Who can't cook?

A supermarket chain over here in Britain once advertised itself as being ''caring and sharing,'' which is descriptive of our long-term family arrangements with regard to food. My wife did the ''caring'' and I did the ''sharing'' and was quite content that it should be so, for I have always regarded cooking in the same light as Winston Churchill regarded Soviet Russia - ''a riddle wrapped in a mystery inside an enigma.''

About a year ago, however, circumstances demanded that I should take over the catering in our household, while carrying out my normal work. One year later, I report myself neither sadder nor wiser, but definitely better informed. Indeed, I am inclined retrospectively to follow the Chinese custom and name it the ''Year of the Hot Stove,'' for such it seems to have been.

Now I should not like anyone to think that I came to the task of cooking entirely without experience. Not so. Years ago, when the world and I were young, as a seaman in a destroyer we had what was called ''mess catering.'' Under this arrangement each seamen's ''mess'' did its own cooking for the members while the official Navy cook commanded a galley wherein he provided the basics and essentials for us to perform, i.e., pans, hot water, and criticism.

Every day, two of us took it in turns to prepare food for the 14 others. No one was excused, least of all for the derisory excuse that ''I can't cook!'' Seamen in the Royal Navy, we were informed with some asperity by the Admiralty, can do anything. Like all propaganda at that time, it was strictly and fundamentally untrue.

So at the beginning of last year, I arrived at the starting point with fading memories of how to take, say, 64 eggs and, maybe, 20 pounds of flour, and, perhaps, around 60 pounds of meat (unidentified) and finish up with a ''straight bake.'' (At sea, any food you couldn't recognize when it was cooked was called a ''straight bake.'') It was thought to make for harmony in the mess. In fact, I recall that, after one meal made partly by me, a fellow seaman observed thoughtfully that after eating my food the U-boat menace no longer loomed so large in his mind.

Well, you know how it is: When you become aware of a subject of no previous interest you discover what a lot of it there is about. I hadn't really noticed all the cooking programs on TV, for instance, but I quickly managed to transfer my dislike for political broadcasts and ''Dallas'' to the well-groomed and smiling - ever smiling - TV cooks. What is more, coming new to their viewers, in my opinion they cheated. They would chop up a mess of pottage and then ''in order to save time'' produce the end product already cooked. Very suspicious, I decided, and turned to the cookbooks, only to find out how difficult it is for the beginner to divide a meal for four, into one for two, when ingredients are as imprecise as ''one moderately sized onion.''

Now I was not unaware of the changing world of food since the days when I had cooked. Convenience foods, blister-packed foods, precooked foods, fast foods, and all the rest. Then there was the eruption of every manner of foreign food. Curiously, I discovered that there was no precooked roast beef and Yorkshire pudding, which is the basis of our imperial past. I assume that the food companies felt that heresy in cooking can only go so far before a counterreformation sets in.

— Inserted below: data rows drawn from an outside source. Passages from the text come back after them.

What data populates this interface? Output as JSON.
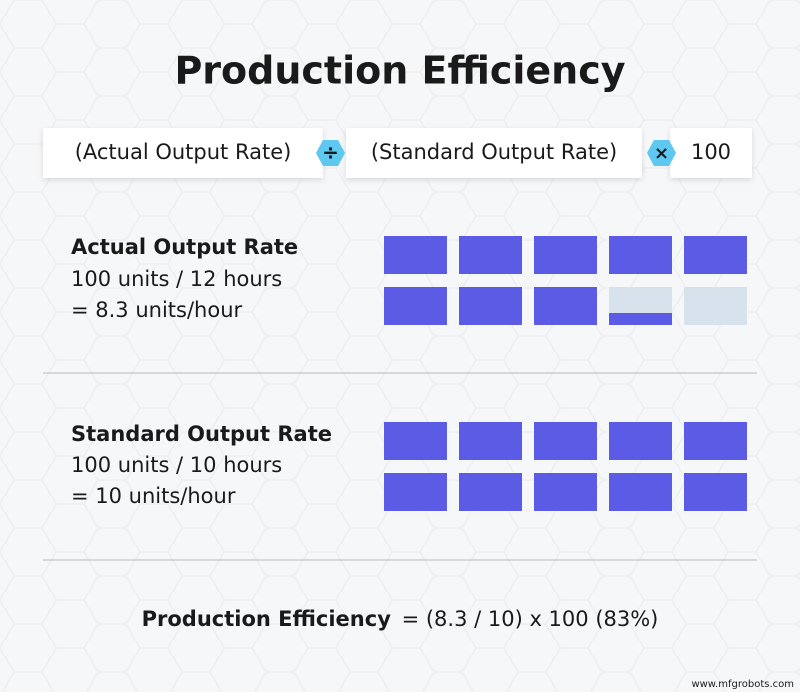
{
  "title": "Production Efficiency",
  "formula": {
    "terms": [
      "(Actual Output Rate)",
      "(Standard Output Rate)",
      "100"
    ],
    "operators": [
      "÷",
      "×"
    ]
  },
  "sections": [
    {
      "heading": "Actual Output Rate",
      "lines": [
        "100 units / 12 hours",
        "= 8.3 units/hour"
      ]
    },
    {
      "heading": "Standard Output Rate",
      "lines": [
        "100 units / 10 hours",
        "= 10 units/hour"
      ]
    }
  ],
  "result": {
    "label": "Production Efficiency",
    "expression": "= (8.3 / 10) x 100 (83%)"
  },
  "watermark": "www.mfgrobots.com"
}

I normally have a lot of writing work to do and I early transferred my base of operations to the kitchen while waiting for things to boil, bake, or fry. I was encouraged to do this by having read many years before that Margaret Mitchell wrote much of ''Gone With the Wind'' in the kitchen while nursing a baby and stirring food. I am quite certain of this, for I remember thinking at the time that to do this she must have had three hands, and you don't forget significant little pointers like that.

As I soldiered on I was greatly afflicted by advice from all quarters. Some of the advisors were of that body of people who have a special recipe which they claim to have invented and over which ''you can't go wrong!'' They were wrong. I could.

As time went by and the basic problem, which was to get everything to the finishing line at the same time, became apparent, my admiration grew for those maligned generals who managed to get everything on to the beaches on D-Day, at the right place at the right time. The analogy in cooking is irrefutable, and when things do not turn out according to the timetable one gets a little sorry for oneself.

But it is a truism that someone is always worse off than you are and I came across a lively correspondence in The Times which cheered me up. It was all about how the Roman Army guarding Hadrian's Wall was fed. The archaeologists disputing the diet certainly gave no quarter to each other, but then academics never do. But what I noticed was that they all missed the point. They didn't mention the Roman Army cooks. Now I personally would not want to be the cook when the Sixth Legion arrived on a cold November evening fresh from harrying Picts and Scots up and down the wall, and demanding its chow.

Across the centuries I have thought very sympathetically of those cooks. Food arrangements in those parts of England aren't very good even today.